Introduction: Telomere length (TL) has been suggested to be influenced by inherited genetic and epigenetic variation, hormonal effects, oxidative stress and age. However, the dynamics of TL during in utero development have not been well explored. This study investigates the relationship between placental TL and sex, gestational age (GA), and DNA methylation (DNAm). Placental TL is further evaluated in pregnancies complicated by preeclampsia (PE) and intrauterine growth restriction (IUGR), conditions hypothesized to lead to decreased placental TL due to increased oxidative stress.
Methods: Average TL in 21 early-onset PE (EOPE), 18 late-onset PE (LOPE), 9 IUGR, 59 viable and 33 non-viable control placentas were measured by qPCR. Of these, 13 control, 20 EOPE, 17 LOPE, and 8 IUGR samples were also run on the Illumina 450K array.

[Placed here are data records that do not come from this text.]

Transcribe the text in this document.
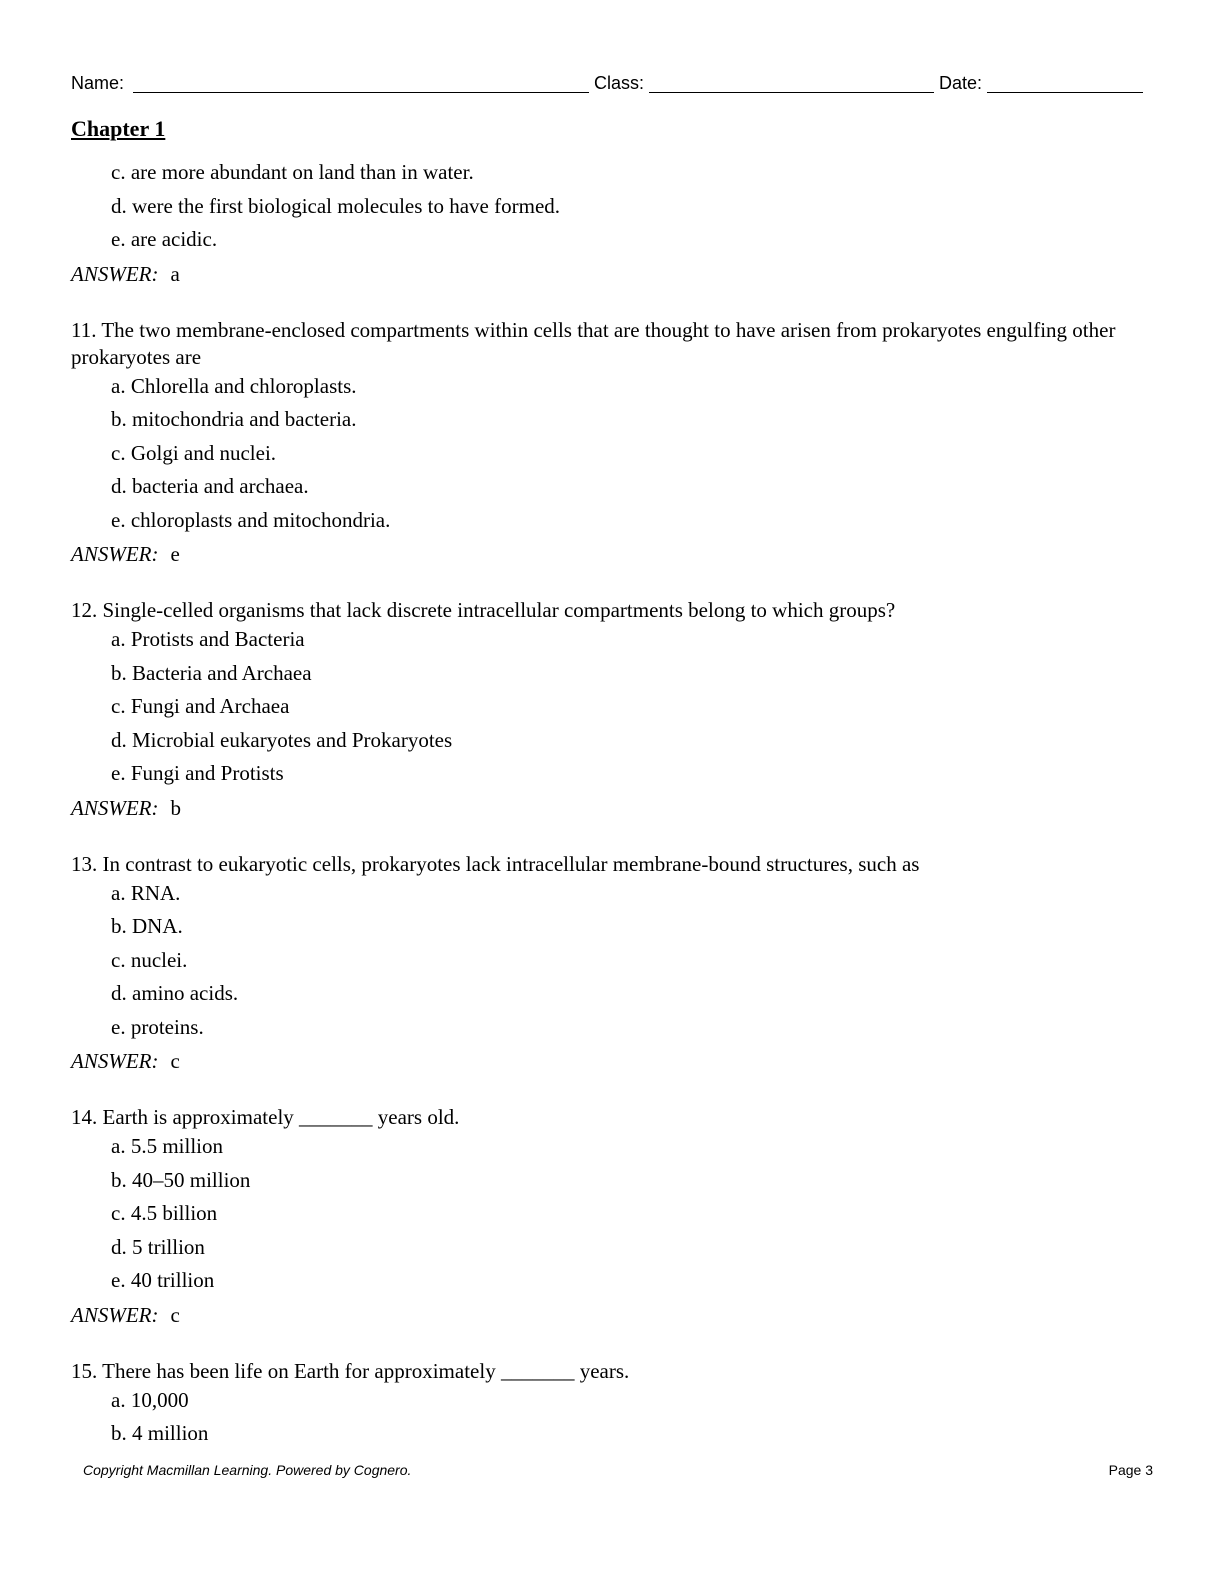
Name:	Class:	Date:
Chapter 1
c. are more abundant on land than in water.
d. were the first biological molecules to have formed.
e. are acidic.
ANSWER: a
11. The two membrane-enclosed compartments within cells that are thought to have arisen from prokaryotes engulfing other prokaryotes are
a. Chlorella and chloroplasts.
b. mitochondria and bacteria.
c. Golgi and nuclei.
d. bacteria and archaea.
e. chloroplasts and mitochondria.
ANSWER: e
12. Single-celled organisms that lack discrete intracellular compartments belong to which groups?
a. Protists and Bacteria
b. Bacteria and Archaea
c. Fungi and Archaea
d. Microbial eukaryotes and Prokaryotes
e. Fungi and Protists
ANSWER: b
13. In contrast to eukaryotic cells, prokaryotes lack intracellular membrane-bound structures, such as
a. RNA.
b. DNA.
c. nuclei.
d. amino acids.
e. proteins.
ANSWER: c
14. Earth is approximately _______ years old.
a. 5.5 million
b. 40–50 million
c. 4.5 billion
d. 5 trillion
e. 40 trillion
ANSWER: c
15. There has been life on Earth for approximately _______ years.
a. 10,000
b. 4 million
Copyright Macmillan Learning. Powered by Cognero.	Page 3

ANOVA was used to compare TL between controls and EOPE, LOPE, and IUGR. Linear regression correcting for GA and sex, assessed the association between TL and DNAm in biologically-relevant genes (TERC, TERT, DNMT1, DNMT3a, DNMT3b), and array-wide.

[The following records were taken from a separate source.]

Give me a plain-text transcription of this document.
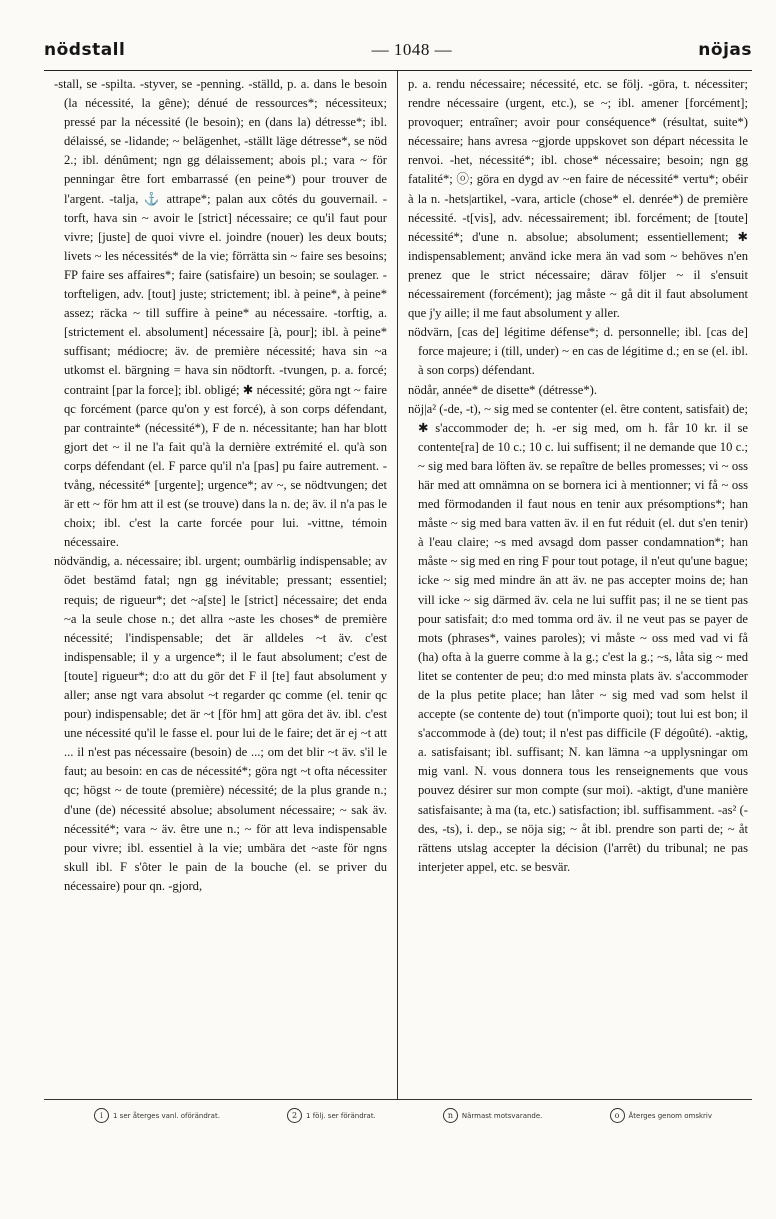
nödstall	— 1048 —	nöjas

-stall, se -spilta. -styver, se -penning. -ställd, p. a. dans le besoin (la nécessité, la gêne); dénué de ressources*; nécessiteux; pressé par la nécessité (le besoin); en (dans la) détresse*; ibl. délaissé, se -lidande; ~ belägenhet, -ställt läge détresse*, se nöd 2.; ibl. dénûment; ngn gg délaissement; abois pl.; vara ~ för penningar être fort embarrassé (en peine*) pour trouver de l'argent. -talja, ⚓ attrape*; palan aux côtés du gouvernail. -torft, hava sin ~ avoir le [strict] nécessaire; ce qu'il faut pour vivre; [juste] de quoi vivre el. joindre (nouer) les deux bouts; livets ~ les nécessités* de la vie; förrätta sin ~ faire ses besoins; FP faire ses affaires*; faire (satisfaire) un besoin; se soulager. -torfteligen, adv. [tout] juste; strictement; ibl. à peine*, à peine* assez; räcka ~ till suffire à peine* au nécessaire. -torftig, a. [strictement el. absolument] nécessaire [à, pour]; ibl. à peine* suffisant; médiocre; äv. de première nécessité; hava sin ~a utkomst el. bärgning = hava sin nödtorft. -tvungen, p. a. forcé; contraint [par la force]; ibl. obligé; ✱ nécessité; göra ngt ~ faire qc forcément (parce qu'on y est forcé), à son corps défendant, par contrainte* (nécessité*), F de n. nécessitante; han har blott gjort det ~ il ne l'a fait qu'à la dernière extrémité el. qu'à son corps défendant (el. F parce qu'il n'a [pas] pu faire autrement. -tvång, nécessité* [urgente]; urgence*; av ~, se nödtvungen; det är ett ~ för hm att il est (se trouve) dans la n. de; äv. il n'a pas le choix; ibl. c'est la carte forcée pour lui. -vittne, témoin nécessaire.

nödvändig, a. nécessaire; ibl. urgent; oumbärlig indispensable; av ödet bestämd fatal; ngn gg inévitable; pressant; essentiel; requis; de rigueur*; det ~a[ste] le [strict] nécessaire; det enda ~a la seule chose n.; det allra ~aste les choses* de première nécessité; l'indispensable; det är alldeles ~t äv. c'est indispensable; il y a urgence*; il le faut absolument; c'est de [toute] rigueur*; d:o att du gör det F il [te] faut absolument y aller; anse ngt vara absolut ~t regarder qc comme (el. tenir qc pour) indispensable; det är ~t [för hm] att göra det äv. ibl. c'est une nécessité qu'il le fasse el. pour lui de le faire; det är ej ~t att ... il n'est pas nécessaire (besoin) de ...; om det blir ~t äv. s'il le faut; au besoin: en cas de nécessité*; göra ngt ~t ofta nécessiter qc; högst ~ de toute (première) nécessité; de la plus grande n.; d'une (de) nécessité absolue; absolument nécessaire; ~ sak äv. nécessité*; vara ~ äv. être une n.; ~ för att leva indispensable pour vivre; ibl. essentiel à la vie; umbära det ~aste för ngns skull ibl. F s'ôter le pain de la bouche (el. se priver du nécessaire) pour qn. -gjord,

p. a. rendu nécessaire; nécessité, etc. se följ. -göra, t. nécessiter; rendre nécessaire (urgent, etc.), se ~; ibl. amener [forcément]; provoquer; entraîner; avoir pour conséquence* (résultat, suite*) nécessaire; hans avresa ~gjorde uppskovet son départ nécessita le renvoi. -het, nécessité*; ibl. chose* nécessaire; besoin; ngn gg fatalité*; ⓞ; göra en dygd av ~en faire de nécessité* vertu*; obéir à la n. -hets|artikel, -vara, article (chose* el. denrée*) de première nécessité. -t[vis], adv. nécessairement; ibl. forcément; de [toute] nécessité*; d'une n. absolue; absolument; essentiellement; ✱ indispensablement; använd icke mera än vad som ~ behöves n'en prenez que le strict nécessaire; därav följer ~ il s'ensuit nécessairement (forcément); jag måste ~ gå dit il faut absolument que j'y aille; il me faut absolument y aller.

nödvärn, [cas de] légitime défense*; d. personnelle; ibl. [cas de] force majeure; i (till, under) ~ en cas de légitime d.; en se (el. ibl. à son corps) défendant.

nödår, année* de disette* (détresse*).

nöj|a² (-de, -t), ~ sig med se contenter (el. être content, satisfait) de; ✱ s'accommoder de; h. -er sig med, om h. får 10 kr. il se contente[ra] de 10 c.; 10 c. lui suffisent; il ne demande que 10 c.; ~ sig med bara löften äv. se repaître de belles promesses; vi ~ oss här med att omnämna on se bornera ici à mentionner; vi få ~ oss med förmodanden il faut nous en tenir aux présomptions*; han måste ~ sig med bara vatten äv. il en fut réduit (el. dut s'en tenir) à l'eau claire; ~s med avsagd dom passer condamnation*; han måste ~ sig med en ring F pour tout potage, il n'eut qu'une bague; icke ~ sig med mindre än att äv. ne pas accepter moins de; han vill icke ~ sig därmed äv. cela ne lui suffit pas; il ne se tient pas pour satisfait; d:o med tomma ord äv. il ne veut pas se payer de mots (phrases*, vaines paroles); vi måste ~ oss med vad vi få (ha) ofta à la guerre comme à la g.; c'est la g.; ~s, låta sig ~ med litet se contenter de peu; d:o med minsta plats äv. s'accommoder de la plus petite place; han låter ~ sig med vad som helst il accepte (se contente de) tout (n'importe quoi); tout lui est bon; il s'accommode à (de) tout; il n'est pas difficile (F dégoûté). -aktig, a. satisfaisant; ibl. suffisant; N. kan lämna ~a upplysningar om mig vanl. N. vous donnera tous les renseignements que vous pouvez désirer sur mon compte (sur moi). -aktigt, d'une manière satisfaisante; à ma (ta, etc.) satisfaction; ibl. suffisamment. -as² (-des, -ts), i. dep., se nöja sig; ~ åt ibl. prendre son parti de; ~ åt rättens utslag accepter la décision (l'arrêt) du tribunal; ne pas interjeter appel, etc. se besvär.

i	1 ser återges vanl. oförändrat.	2	1 följ. ser förändrat.	n	Närmast motsvarande.	o	Återges genom omskriv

Results: Male sex and increasing GA were associated with shorter placental TL. Correcting for these factors, no significant difference in TL was observed between EOPE, LOPE, and IUGR placentas compared to controls. Targeted analysis revealed TL was associated with DNAm at TERT, DNMT1, and DNMT3a. An array-wide approach found no additional sites associated with TL.
Conclusion: Variability in placental TL is associated with alterations in DNAm at TERT, DNMT1, and DNMT3a. Placental TL is not strongly influenced by EOPE, LOPE, or IUGR.
Keywords: DNA methylation; DNA methyltransferase (DNMT); Intrauterine growth restriction; Preeclampsia; Telomerase; Telomere length.